Perché nessuno vuole approfondire queste evidenze? Perché sono ormai pochissimi coloro che ancora sanno fare i giornalisti; la stragrande maggioranza si limita ad eseguire ordini del superiore inquadrato nelle logiche partitiche e politiche italiane.
Quindi perché lamentarsi se non si parla di protezione civile o della reale situazione che subiscono i terremotati nelle tendopoli? Queste sono le uniche e vere voci di cui possiamo fidarci: quelle della presa diretta, del “lo sto testando sulla pelle”. Tutto il resto è finzione, sappiatelo. Penso che chiunque abbia assistito almeno una volta a come venga preparata un’intervista; credete davvero che in tv facciano vedere quello che non gli fa comodo?
Ora che l’opinione pubblica ha spianato anche il terreno per diffondere l’idea benevola della ricostruzione, delle fantomatiche “New Town” berlusconiane, qualcuno dovrà spiegarmi altre cose che non tornano e che ho già trattato in parte nel post precedente.
Come possiamo pensare di ricostruire correttamente e in fretta città intere se oggi in Italia, nel 2009, ancora crollano i ponti dopo una settimana di pioggia? Come si può pensare di costruire centrali nucleari o opere tanto mastodontiche quanto inutili come il ponte sullo Stretto? Come possiamo stare tranquilli negli edifici pubblici o girare per strada se dopo qualche giorno di acquazzoni, le strade si distruggono? Come può, una città come Milano, andare in tilt giorno e notte perché salta la corrente e i tram non funzionano più? E il bello è che ci vendono l’Expo 2015 come una vittoria per tutti, uno splendido colpaccio made in Italy. Poi però ti informi e scopri che Milano ha vinto a mani basse sconfiggendo addirittura la temibilissima Smirne: erano le uniche due città candidate!
L’Expo 2015 di Milano è infatti l’ennesima cattedrale nel deserto, un’opera megagalattica che ha acceso già l’ingordigia di molti; il problema è che Milano non è in grado ed è incapace di sostenere un progetto simile, specialmente con questa giunta. Stiamo parlando di una delle città trainanti dell’economia italiana che viene costantemente ridicolizzata ogni qualvolta piove, nevica o viene il raffreddore a qualche operaio. Tanto che difficilmente si potrà realizzare ciò che è stato promesso e sbandierato.

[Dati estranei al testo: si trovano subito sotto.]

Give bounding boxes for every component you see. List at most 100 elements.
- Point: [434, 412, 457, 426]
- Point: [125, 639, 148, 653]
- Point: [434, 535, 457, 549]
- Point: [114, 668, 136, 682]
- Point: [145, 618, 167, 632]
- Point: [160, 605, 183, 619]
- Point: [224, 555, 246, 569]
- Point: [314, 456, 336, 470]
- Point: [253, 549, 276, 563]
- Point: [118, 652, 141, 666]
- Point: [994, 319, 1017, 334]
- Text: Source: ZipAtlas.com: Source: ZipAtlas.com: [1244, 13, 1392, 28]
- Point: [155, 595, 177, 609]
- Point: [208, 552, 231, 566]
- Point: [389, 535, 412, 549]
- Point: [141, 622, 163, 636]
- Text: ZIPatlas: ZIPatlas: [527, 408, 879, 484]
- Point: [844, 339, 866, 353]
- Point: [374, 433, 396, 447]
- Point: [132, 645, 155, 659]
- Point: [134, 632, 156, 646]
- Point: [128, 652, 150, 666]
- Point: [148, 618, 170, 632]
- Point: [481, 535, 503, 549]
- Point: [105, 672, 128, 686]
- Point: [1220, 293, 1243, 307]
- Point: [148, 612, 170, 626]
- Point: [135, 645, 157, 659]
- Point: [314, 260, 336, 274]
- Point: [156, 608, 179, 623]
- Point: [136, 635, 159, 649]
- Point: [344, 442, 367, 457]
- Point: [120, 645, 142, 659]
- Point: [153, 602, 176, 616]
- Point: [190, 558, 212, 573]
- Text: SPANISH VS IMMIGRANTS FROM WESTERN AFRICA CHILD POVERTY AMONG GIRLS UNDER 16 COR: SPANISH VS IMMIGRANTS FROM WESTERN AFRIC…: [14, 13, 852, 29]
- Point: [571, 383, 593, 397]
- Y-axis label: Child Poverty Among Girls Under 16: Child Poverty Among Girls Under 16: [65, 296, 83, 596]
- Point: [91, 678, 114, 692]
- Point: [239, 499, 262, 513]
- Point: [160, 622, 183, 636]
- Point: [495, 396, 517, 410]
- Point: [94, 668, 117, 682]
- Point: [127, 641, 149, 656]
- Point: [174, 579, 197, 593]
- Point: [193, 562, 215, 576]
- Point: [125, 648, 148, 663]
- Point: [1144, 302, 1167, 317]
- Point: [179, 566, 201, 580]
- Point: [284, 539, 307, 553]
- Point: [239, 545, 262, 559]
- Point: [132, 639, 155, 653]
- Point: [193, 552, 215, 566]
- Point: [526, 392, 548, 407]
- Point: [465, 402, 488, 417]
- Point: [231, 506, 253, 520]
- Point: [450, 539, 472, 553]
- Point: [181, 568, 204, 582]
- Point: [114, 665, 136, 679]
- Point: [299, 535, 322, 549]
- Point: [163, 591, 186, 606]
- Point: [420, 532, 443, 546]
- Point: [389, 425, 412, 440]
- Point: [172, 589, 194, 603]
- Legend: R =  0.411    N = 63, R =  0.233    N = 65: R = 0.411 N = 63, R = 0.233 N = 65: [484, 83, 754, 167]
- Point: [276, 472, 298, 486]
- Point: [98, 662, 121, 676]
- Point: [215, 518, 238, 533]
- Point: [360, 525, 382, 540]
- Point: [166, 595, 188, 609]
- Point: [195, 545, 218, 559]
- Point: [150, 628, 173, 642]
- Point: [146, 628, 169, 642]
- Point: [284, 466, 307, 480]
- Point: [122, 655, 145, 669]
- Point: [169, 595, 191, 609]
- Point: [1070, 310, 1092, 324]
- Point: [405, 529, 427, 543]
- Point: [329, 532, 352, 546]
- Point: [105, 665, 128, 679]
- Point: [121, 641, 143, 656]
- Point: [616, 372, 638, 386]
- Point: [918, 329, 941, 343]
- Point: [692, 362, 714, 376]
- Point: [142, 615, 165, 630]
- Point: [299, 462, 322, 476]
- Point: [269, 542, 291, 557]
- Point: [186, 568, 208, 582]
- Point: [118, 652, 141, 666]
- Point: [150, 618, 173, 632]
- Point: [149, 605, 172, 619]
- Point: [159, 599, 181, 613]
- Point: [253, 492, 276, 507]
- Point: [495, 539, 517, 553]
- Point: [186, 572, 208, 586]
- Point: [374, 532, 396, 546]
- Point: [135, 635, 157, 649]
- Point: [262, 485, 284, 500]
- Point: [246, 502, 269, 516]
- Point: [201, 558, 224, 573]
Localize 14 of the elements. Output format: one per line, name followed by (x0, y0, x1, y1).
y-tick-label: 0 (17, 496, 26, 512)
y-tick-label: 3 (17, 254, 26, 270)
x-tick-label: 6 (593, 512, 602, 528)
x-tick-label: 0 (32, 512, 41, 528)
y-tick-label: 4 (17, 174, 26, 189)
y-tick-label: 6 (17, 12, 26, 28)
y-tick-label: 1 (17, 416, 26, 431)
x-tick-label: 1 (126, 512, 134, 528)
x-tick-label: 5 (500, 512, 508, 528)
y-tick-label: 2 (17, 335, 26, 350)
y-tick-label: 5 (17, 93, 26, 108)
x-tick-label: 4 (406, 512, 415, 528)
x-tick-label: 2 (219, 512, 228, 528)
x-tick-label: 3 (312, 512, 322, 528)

Però si fa l’Expo, non il depuratore; si fa l’Expo, ma non si sistemano scuole, università, case o ospedali, che se fate un giro al Niguarda o in un qualsiasi ospedale di Milano sembra di uscire dal regno delle Muffe.
Tutto questo avviene nel momento in cui nessuno sta più parlando della crisi: sembra che tutti se ne siano misteriosamente dimenticati. E intanto le aziende continuano a chiudere, a licenziare o a ricorrere alla cassa integrazione.
Ma orsù dunque, pubblico pagante, siate fiduciosi: tra veline, magnacci, “papi” e scugnizzi, lì in mezzo ci sarà pur uno che saprà il fatto suo e ci tirerà fuori dai guai, no?